The most offensive of the bill’s many problems was the provision forcing people to purchase healthcare from the government if they opted out of other sources. This monster of compulsory compliance was looking more dead than alive under Supreme Court review, until Chief Justice John Roberts provided the lightning necessary to animate it by relocating the misplaced body part stitched in under the Commerce Clause to the Taxation section. “It’s alive!!” the decision trumpeted to a shocked public.
Frankenstein’s monster was compiled of purloined body parts from questionable sources. The Obama Healthcare bill suffers the same identity crisis, with even Speaker Nancy Pelosi finally admitting that we’d ultimately find out what was actually in the 1500-page juggernaut AFTER it was passed.
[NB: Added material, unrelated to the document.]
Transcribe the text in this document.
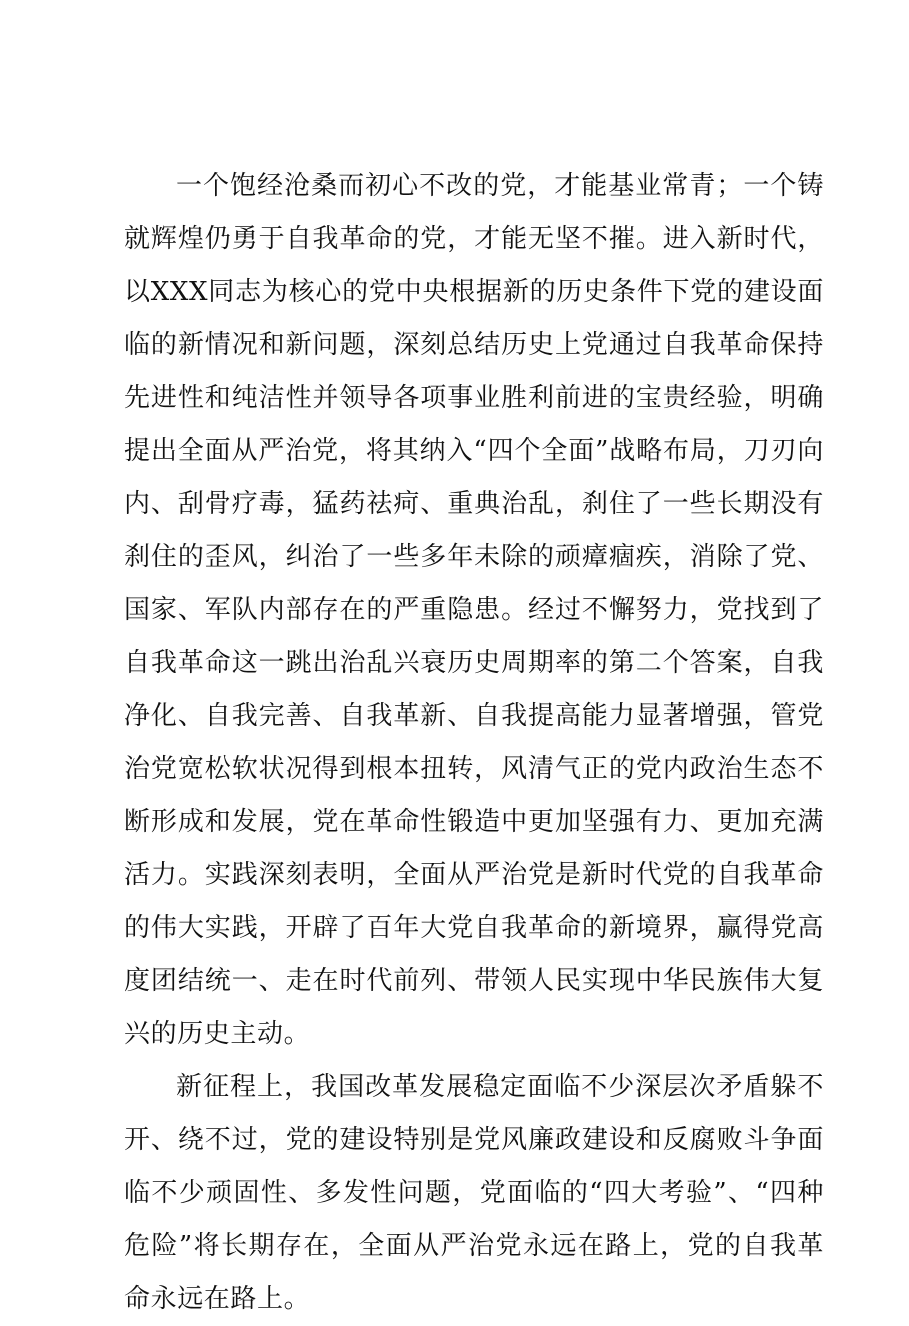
一个饱经沧桑而初心不改的党，才能基业常青；一个铸就辉煌仍勇于自我革命的党，才能无坚不摧。进入新时代，以XXX同志为核心的党中央根据新的历史条件下党的建设面临的新情况和新问题，深刻总结历史上党通过自我革命保持先进性和纯洁性并领导各项事业胜利前进的宝贵经验，明确提出全面从严治党，将其纳入“四个全面”战略布局，刀刃向内、刮骨疗毒，猛药祛疴、重典治乱，刹住了一些长期没有刹住的歪风，纠治了一些多年未除的顽瘴痼疾，消除了党、国家、军队内部存在的严重隐患。经过不懈努力，党找到了自我革命这一跳出治乱兴衰历史周期率的第二个答案，自我净化、自我完善、自我革新、自我提高能力显著增强，管党治党宽松软状况得到根本扭转，风清气正的党内政治生态不断形成和发展，党在革命性锻造中更加坚强有力、更加充满活力。实践深刻表明，全面从严治党是新时代党的自我革命的伟大实践，开辟了百年大党自我革命的新境界，赢得党高度团结统一、走在时代前列、带领人民实现中华民族伟大复兴的历史主动。

新征程上，我国改革发展稳定面临不少深层次矛盾躲不开、绕不过，党的建设特别是党风廉政建设和反腐败斗争面临不少顽固性、多发性问题，党面临的“四大考验”、“四种危险”将长期存在，全面从严治党永远在路上，党的自我革命永远在路上。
That statement should have scared everyone with a brain (their own, not a stolen one). To make matters worse, Frankenstein then had to compound his error by attempting to make another abomination to be a companion to his first mistake. Lack of foresight usually leads to more complicated dilemmas, which then spiral increasingly out of control. I offer you the European economy as Exhibit A.
In the classic story, the villagers finally rise up in revulsion at what Frankenstein has done, and destroy it. In the end it was merciful for the monster, who never should have existed in the first place. It was also merciful for Victor Frankenstein, because somebody else had the decency to clean up his mess when he wouldn’t.
Lastly, the villagers were spared any further suffering, shock and loss from Frankenstein’s evil mistakes.
Even though the Senate will probably thumb their noses at the lowly House and sustain the President’s abomination, it may come at the expense of a shift of power in their halls. Let’s hope that in the immediate future the plug finally gets pulled on this monstrosity and the people’s rights and freedoms are restored once again. The longer this thing survives, the harder it will be to kill.